“It takes a heap o’ livin’ in a house t’ make it home.” – Edgar Albert Guest.
It’s hard to believe, but this month marks 25 years since my wife and I moved into our small-but-affordable country house.
I remember the autumn hikes up “Gideon’s mountain” (as our 13-year-old son Gideon calls it), and repeat encounters with King Root (a prominent orange tree root growing near the creek). I remember a visiting youngster giddily gathering the poke sallet that voluntarily springs up in the front yard. I remember the annual ritual of waiting for the wild blackberries along the driveway to ripen, only to have them invariably snatched up by thieving birds.
I remember our cockiness at drilling a well. (It yielded salt water.) We were able to connect to the county water main only after surviving for more than 10 years with spring water that was muddy for THREE DAYS every time a cloud had the audacity to precipitate.
I remember our first full winter in the house. The double whammy of frozen pipes and downed power lines resulted in a 15-day period in which we were without electricity for seven days and without water for 14 days.
Some memories involve emotional rollercoasters. We swayed to oldies as we optimistically painted the new room that we intended to be “the nursery.” Multiple miscarriages turned it into “the spare room for cramming junk into.” But our prayers were answered, and the room is now the “teen cave” of the aforementioned Gideon.
Our location still has drawbacks. I haven’t toured the backyard shed in 15 years because of fear of rattlesnakes. We lost several TV channels when the switch to digital was completed. And my wife and I are practically bigamists — because we’re also married to our LANDLINE PHONE, since we are in a Verizon dead zone.
Despite the aggravations, there have been advantages. The hillside has shielded us from many a storm. Even with bad fences, we have good neighbors. (Sorry, Robert Frost.) Crime has been limited to a few smashed mailboxes. (We’ve noticed that 90 percent of the crime in town seems to occur within two blocks of our old apartment.)
Furthermore, we’ve had only two four-legged friends killed by motorists in the quarter-century span. And if we had settled anywhere else, we would never have known the love of the cherished stray pets who adopted us.

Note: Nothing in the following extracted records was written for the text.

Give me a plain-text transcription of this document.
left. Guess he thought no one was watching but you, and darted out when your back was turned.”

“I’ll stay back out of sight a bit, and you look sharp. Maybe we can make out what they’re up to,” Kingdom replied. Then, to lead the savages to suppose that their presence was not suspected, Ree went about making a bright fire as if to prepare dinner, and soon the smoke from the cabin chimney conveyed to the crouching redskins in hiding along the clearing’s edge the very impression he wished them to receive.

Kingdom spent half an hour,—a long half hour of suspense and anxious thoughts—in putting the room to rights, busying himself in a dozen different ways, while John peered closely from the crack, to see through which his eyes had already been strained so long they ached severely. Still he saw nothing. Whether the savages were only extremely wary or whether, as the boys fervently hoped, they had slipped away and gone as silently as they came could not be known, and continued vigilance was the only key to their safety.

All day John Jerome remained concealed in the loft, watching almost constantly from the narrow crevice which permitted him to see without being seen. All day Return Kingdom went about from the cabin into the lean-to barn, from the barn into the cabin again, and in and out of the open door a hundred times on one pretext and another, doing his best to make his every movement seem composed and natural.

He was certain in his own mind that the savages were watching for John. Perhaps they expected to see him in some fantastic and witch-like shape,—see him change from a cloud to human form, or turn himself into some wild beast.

The house and I have an understanding. I know that — despite numerous improvements — it is at its core a 1934 sharecropper’s shack and not the Biltmore Estate. (“Our house is a very, very, very adequate house…”)
And the house trusts me to take care of the Big Stuff (replace broken windows, watch for loose shingles, call the volunteer fire department if necessary), but knows that I don’t always have the time, energy or money to PAMPER it or the surroundings.
My house — my home — is a refuge for curling up with a good book or filling out a Sunday school lesson or helping with a school project or introducing a new generation to “The Andy Griffith Show.”
Keeping up with the Joneses or slavishly performing total makeovers every time there’s a new issue of “Better Homes and Gardens” — those are the ANTITHESIS of life.
Me? I hope I’ll be granted another 25 years to do a heap o’ livin’ right here.